The CoE Commissioner for Human Rights has also raised concerns about the pushbacks, noting that “when persons at the border are returned without individual identification or procedure, Member States cannot establish whether they may be sending them back to human rights abuses. This may lead to violations of Article 3 of the European Convention on Human Rights (ECHR) and the UN Refugee convention.
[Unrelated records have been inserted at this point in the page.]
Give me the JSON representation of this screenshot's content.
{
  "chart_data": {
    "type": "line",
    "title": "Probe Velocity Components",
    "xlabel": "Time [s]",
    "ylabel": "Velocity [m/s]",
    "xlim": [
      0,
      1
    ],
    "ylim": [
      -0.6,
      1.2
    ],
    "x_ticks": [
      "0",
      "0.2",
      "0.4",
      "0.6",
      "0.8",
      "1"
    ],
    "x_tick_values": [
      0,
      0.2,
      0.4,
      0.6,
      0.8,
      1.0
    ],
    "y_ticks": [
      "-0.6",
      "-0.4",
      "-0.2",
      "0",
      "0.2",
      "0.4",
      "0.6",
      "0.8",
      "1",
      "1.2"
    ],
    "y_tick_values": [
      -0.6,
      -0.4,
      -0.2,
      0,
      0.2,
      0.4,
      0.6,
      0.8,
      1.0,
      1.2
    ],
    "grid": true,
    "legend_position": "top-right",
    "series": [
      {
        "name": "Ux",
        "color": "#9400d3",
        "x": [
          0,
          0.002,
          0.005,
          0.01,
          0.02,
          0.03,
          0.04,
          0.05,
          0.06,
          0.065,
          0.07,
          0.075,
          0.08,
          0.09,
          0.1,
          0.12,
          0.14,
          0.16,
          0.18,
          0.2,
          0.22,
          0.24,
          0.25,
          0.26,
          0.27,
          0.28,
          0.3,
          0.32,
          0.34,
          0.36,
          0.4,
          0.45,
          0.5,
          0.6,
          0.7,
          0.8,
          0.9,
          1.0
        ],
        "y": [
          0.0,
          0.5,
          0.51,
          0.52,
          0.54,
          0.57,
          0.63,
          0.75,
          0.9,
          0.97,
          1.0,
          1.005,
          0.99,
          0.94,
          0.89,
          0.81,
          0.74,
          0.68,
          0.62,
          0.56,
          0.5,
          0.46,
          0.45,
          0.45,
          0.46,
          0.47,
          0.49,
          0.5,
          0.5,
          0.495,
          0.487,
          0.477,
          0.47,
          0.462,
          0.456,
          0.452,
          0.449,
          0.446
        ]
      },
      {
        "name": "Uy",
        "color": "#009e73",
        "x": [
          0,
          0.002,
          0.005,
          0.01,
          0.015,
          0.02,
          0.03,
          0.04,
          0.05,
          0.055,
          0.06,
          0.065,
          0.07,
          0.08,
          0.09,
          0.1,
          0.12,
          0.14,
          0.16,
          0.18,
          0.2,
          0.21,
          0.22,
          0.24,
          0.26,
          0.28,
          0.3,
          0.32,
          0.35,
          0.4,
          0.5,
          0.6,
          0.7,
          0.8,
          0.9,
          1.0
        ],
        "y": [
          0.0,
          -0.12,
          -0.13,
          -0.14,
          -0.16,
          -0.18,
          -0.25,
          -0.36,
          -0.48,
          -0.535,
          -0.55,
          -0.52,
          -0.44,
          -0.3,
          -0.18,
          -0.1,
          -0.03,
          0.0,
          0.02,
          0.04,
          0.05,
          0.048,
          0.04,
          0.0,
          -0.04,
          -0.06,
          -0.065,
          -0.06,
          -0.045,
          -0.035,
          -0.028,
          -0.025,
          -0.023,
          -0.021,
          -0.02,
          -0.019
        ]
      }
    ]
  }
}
Moreover, collective expulsions of migrants are prohibited under Article 4 of Protocol 4 to the ECHR and as such, cannot be tolerated.”

The Cypriot Interior Minister, in his response, noted that the country is “facing huge challenges concerning arrivals of irregular migrants on the island,” both by sea and over land from Turkish-controlled northern Cyprus, with some 4% of the population now being asylum seekers and protection holders. However, he maintained that the migrants who were sent back had not requested international protection.

Increased Efforts to Stop the Departures

It appears that, at least in some cases, Lebanese authorities have looked the other way and allowed smuggler boats to depart. Kerdli recalled that the boat he crossed in had encountered a Lebanese Army marine patrol that ultimately let them go.

“I told them, ‘The President told us: if you don’t like the situation, leave. Well, we’re leaving,’” Kerdli recalled, referring to a controversial November 2019 speech by Lebanese President Michel Aoun in which he suggested that protesters should emigrate.

However, Lebanese authorities appear to have stepped up efforts to stop smuggler boats from leaving Lebanese waters since Cypriot and Lebanese authorities met in October 2020 to discuss a readmission agreement for irregular migrants, with promises to “swiftly turn away boats proven to have left Lebanon and send them back to where they have departed from.”
In the spring of 2021, the Lebanese Army and Internal Security Forces have regularly issued communiqués announcing that they have stopped smuggler boats, mainly carrying Syrians, from leaving Lebanese waters.

On June 1, Lebanese General Security reportedly deported 15 Syrian refugees, including five who had tried to reach Cyprus by sea but had been turned back by Syrian authorities. Human rights groups monitoring the case said that upon being returned to Lebanon, all 56 passengers on the boat had been detained by General Security. Most were released, but five who had entered Lebanon after April 24, 2019 were deported to Syria, with Lebanese authorities citing a decision by the country’s Higher Defense Council authorizing deportation of Syrians who had entered the country irregularly after that date.

Corina Drousiotou, a coordinator and senior legal advisor with the Cyprus Refugee Council, noted that the number of boats arriving from Lebanon appears to have dropped off since last year.

“I think the pushbacks had an impact on it and I think there’s been a lot of pressure put on Lebanese authorities to make sure that they stop them,” she said.
She also noted that, while Syrian refugees would generally be granted asylum if they did succeed in arriving, the journey has fewer clear benefits for Lebanese migrants and even for Palestinians.
“Everyone should be given access to the asylum procedures,” she said. “…But if they’re fleeing for financial reasons they will be rejected. I consider it a shame for them to endanger their lives and their families’ lives and pay so much money for something that’s not going to end in finding a solution for their situation.”